Researcher of the Month
Social media: Critical global discussions or corporate censorship?
In our digital age, the web seems to provide a boundless forum for exchanging ideas on a global scale. Social media, online encyclopedias like Wikipedia, blogs, forums – all these platforms offer information and spaces for communication. However, not all of them are equally well suited as arenas of critical discourse. Especially for-profit online media, such as YouTube, exert a strong influence on the nature of the information offered. Their content policies, which determine what may be posted, play a crucial role in this context, according to the latest findings of WU researcher Susanne Kopf.
Global challenges require global answers – and global discussions. The internet offers a wide array of information and communication platforms, but they vary greatly in terms of quality and accessibility. Susanne Kopf from WU’s Institute for English Business Communication takes a closer look at these differences in her research. Her latest studies show that for-profit media like YouTube are less well suited for critical discussions than non-profit platforms such as Wikipedia. As Susanne Kopf explains, “Even though Wikipedia is not presented specifically as a communication platform, the process of editing and reviewing articles on Wikipedia itself requires critical discussions to reach a consensus. YouTube, in contrast, has guidelines that, in certain ways, censor content created by its cooperation partners, for example influencers.”

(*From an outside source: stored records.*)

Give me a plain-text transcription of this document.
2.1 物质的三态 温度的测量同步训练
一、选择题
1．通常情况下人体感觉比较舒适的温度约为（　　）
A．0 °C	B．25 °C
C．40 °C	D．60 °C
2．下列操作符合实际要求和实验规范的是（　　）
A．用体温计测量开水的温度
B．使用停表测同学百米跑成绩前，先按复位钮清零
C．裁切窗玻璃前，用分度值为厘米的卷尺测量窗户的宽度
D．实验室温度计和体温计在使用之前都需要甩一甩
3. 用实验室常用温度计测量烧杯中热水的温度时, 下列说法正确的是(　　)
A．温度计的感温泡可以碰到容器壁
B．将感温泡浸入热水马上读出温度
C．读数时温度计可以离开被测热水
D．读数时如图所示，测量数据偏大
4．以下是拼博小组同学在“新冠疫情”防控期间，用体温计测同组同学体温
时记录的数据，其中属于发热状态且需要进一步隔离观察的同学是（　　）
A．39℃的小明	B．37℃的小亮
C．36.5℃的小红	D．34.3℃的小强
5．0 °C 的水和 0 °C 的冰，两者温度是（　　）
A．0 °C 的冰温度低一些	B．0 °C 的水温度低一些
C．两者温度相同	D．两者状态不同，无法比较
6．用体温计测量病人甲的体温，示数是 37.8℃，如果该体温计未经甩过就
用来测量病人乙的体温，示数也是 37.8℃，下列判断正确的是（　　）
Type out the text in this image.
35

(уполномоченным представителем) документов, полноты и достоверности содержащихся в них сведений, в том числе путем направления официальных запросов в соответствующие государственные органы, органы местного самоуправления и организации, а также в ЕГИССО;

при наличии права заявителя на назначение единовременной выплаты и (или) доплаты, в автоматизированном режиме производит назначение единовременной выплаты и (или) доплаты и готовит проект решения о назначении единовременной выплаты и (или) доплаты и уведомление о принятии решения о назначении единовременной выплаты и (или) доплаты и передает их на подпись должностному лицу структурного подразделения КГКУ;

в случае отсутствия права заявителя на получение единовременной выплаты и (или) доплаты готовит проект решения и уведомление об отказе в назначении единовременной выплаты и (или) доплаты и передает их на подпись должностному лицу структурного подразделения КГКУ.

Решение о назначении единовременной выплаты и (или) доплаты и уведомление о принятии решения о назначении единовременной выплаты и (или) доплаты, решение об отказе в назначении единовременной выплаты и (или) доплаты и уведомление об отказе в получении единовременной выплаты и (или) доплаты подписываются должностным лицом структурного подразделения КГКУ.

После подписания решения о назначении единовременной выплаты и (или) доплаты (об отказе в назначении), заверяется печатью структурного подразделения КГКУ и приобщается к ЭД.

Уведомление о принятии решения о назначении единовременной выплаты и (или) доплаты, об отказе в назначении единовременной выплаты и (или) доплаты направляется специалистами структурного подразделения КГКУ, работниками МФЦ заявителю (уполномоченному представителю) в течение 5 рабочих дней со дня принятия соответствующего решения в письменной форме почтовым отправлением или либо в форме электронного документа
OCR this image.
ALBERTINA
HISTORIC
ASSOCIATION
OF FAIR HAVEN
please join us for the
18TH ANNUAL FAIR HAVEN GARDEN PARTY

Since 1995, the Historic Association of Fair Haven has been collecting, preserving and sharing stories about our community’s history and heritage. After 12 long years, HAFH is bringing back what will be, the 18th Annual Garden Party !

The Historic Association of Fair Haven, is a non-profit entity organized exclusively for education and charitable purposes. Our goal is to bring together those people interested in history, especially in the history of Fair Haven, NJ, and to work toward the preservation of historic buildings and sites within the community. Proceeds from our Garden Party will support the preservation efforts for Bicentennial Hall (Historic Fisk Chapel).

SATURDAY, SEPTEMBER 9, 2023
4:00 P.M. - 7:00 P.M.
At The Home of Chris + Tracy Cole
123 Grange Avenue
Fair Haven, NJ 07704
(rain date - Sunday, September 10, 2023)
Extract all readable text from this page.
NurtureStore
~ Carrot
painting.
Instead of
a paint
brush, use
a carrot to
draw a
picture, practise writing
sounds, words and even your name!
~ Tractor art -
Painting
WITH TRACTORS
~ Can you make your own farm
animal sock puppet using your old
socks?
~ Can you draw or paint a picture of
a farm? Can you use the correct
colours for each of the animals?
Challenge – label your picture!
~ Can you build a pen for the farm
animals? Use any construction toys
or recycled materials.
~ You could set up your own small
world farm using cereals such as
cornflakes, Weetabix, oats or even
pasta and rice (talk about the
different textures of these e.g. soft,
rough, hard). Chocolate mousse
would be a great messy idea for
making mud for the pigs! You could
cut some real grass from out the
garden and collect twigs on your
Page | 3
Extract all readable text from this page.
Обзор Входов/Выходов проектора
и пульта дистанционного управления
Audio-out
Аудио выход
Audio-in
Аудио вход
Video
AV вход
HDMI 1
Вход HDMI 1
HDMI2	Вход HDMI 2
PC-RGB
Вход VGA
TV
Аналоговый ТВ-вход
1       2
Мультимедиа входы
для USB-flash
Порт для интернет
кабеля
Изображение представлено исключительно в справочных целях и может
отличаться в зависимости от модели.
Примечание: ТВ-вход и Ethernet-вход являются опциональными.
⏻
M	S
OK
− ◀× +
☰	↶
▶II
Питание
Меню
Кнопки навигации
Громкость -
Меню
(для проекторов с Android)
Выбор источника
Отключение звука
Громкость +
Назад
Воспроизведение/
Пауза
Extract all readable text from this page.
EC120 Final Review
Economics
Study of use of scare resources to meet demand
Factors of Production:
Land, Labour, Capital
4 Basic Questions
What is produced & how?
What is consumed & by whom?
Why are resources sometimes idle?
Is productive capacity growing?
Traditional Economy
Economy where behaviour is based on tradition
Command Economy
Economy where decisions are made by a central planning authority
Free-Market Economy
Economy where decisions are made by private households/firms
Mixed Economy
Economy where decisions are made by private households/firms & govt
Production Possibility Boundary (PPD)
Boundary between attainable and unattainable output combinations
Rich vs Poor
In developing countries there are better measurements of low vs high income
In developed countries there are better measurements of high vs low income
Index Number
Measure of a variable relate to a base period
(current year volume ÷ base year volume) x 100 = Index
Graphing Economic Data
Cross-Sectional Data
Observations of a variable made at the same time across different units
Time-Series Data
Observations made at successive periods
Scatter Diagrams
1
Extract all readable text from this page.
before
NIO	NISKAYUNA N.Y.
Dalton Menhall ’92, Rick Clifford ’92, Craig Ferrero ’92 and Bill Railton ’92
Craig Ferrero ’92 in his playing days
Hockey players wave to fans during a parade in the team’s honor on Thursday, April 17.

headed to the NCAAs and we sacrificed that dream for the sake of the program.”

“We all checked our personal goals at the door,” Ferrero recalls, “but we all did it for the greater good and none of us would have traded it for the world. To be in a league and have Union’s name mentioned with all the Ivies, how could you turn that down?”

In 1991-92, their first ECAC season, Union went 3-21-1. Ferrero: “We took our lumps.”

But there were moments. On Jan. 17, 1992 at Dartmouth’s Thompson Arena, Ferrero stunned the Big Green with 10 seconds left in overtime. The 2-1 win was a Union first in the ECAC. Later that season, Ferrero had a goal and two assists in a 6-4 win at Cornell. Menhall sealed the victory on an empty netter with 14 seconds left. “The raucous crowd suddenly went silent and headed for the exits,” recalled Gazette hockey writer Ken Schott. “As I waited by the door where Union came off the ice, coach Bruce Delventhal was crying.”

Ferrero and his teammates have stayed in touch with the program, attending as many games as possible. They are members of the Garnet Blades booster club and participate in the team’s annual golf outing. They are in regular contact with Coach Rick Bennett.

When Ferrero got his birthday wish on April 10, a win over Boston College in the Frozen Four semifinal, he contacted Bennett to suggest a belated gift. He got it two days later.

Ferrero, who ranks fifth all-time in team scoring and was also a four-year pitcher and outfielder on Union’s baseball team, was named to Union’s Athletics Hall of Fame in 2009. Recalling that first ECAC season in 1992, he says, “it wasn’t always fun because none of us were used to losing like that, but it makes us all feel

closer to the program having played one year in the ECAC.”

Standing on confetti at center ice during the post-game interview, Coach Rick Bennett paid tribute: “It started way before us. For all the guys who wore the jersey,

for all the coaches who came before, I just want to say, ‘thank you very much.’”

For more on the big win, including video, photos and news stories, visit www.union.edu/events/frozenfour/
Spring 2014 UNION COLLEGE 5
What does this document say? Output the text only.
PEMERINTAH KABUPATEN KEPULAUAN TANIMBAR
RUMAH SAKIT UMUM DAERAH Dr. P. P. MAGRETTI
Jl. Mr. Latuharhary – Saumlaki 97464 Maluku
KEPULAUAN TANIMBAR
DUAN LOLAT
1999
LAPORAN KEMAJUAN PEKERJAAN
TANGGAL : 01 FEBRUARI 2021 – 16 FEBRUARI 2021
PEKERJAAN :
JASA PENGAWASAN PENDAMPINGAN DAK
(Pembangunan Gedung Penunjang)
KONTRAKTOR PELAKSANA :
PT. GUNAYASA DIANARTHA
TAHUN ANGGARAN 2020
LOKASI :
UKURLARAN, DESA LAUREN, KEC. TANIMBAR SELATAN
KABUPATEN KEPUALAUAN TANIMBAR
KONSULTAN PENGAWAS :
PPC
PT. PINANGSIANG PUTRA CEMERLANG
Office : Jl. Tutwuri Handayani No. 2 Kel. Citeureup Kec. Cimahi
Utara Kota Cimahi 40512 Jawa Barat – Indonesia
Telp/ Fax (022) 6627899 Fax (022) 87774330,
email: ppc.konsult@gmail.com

YouTube creators with large numbers of subscribers can cooperate directly with YouTube to get a share of advertising revenues – as long as they comply with YouTube’s content guidelines. These guidelines require that content must be advertiser friendly, meaning that the content must be positive or at least ideologically compatible with the advertised brand. Controversial topics and critical attitudes are not particularly welcome. “Ads that are shown in contexts perceived as controversial or negative can hurt brand identity. The companies that place the ads are aware of that, as evidenced for example by the 2017 advertising boycott, where many companies terminated their advertising contracts with YouTube or threatened to terminate them because their ads were shown alongside content that was ideologically incompatible. The language of YouTube’s content guidelines suggests that YouTube wants to avoid such problems by trying to sugarcoat content that generates ad revenues. But this distorts critical discourse on YouTube,” says Susanne Kopf. This means that when it comes to particularly controversial or sensitive issues such as the SARS-CoV-2 pandemic, the video platform is hardly able to provide a comprehensive picture. Susanne Kopf sees this as problematic because YouTube is one of the most popular online platforms worldwide, with over 4 billion videos being watched each day.
Dealing with uncertainties
In its guidelines, YouTube lists examples of content that is advertiser friendly and content that is not advertiser friendly. But even with these lists, many questions remain unanswered and many examples are unclear. And it’s the YouTube creators who have to deal with these uncertainties. “Apart from the fact that the advertiser-friendly content guidelines themselves impose restrictions on what can be posted, the uncertainties inherent in the discourse of the guidelines can lead influencers to produce content that is ‘safe’ and palatable to ensure that they’ll be able to generate ad revenues with their content,” Susanne Kopf points out. “Especially when it comes to big, global issues, it’s very important to have an exchange of ideas and information across borders. Many for-profit platforms are not suited for hosting these important discussions. For this reason, it’s crucial to look at each communication platform individually and assess whether it’s suitable for critical discussions and a comprehensive exchange of ideas.”
Kopf, Susanne (forthcoming). Participation and Deliberative Discourse on Social Media – Wikipedia Talk Pages as Transnational Public Spheres? Critical Discourse Studies. p.115–148
Kopf, Susanne (forthcoming). “Rewarding good creators” – Corporate Social Media Discourse on Monetisation Schemes for Revenue-oriented Content Creators. Social Media + Society.
Susanne Kopf, a native of Upper Austria, has been an assistant professor at WU’s Institute for English Business Communication since 2019. She holds a PhD in applied linguistics from Lancaster University (UK). Her research interests include critical discourse studies at the interface of qualitative analysis and corpus-based linguistic methods. In her current research, she focuses on the digital platform economy, social media, and Wikipedia studies. She has published in renowned international journals such as Discourse & Society and Discourse, Context & Media. She has also contributed to a number of edited volumes and co-edited the volume “Discourses of Brexit.” Her research has earned Susanne Kopf several awards and prizes, including the 2019 Oberösterreichische Talentförderungsprämie.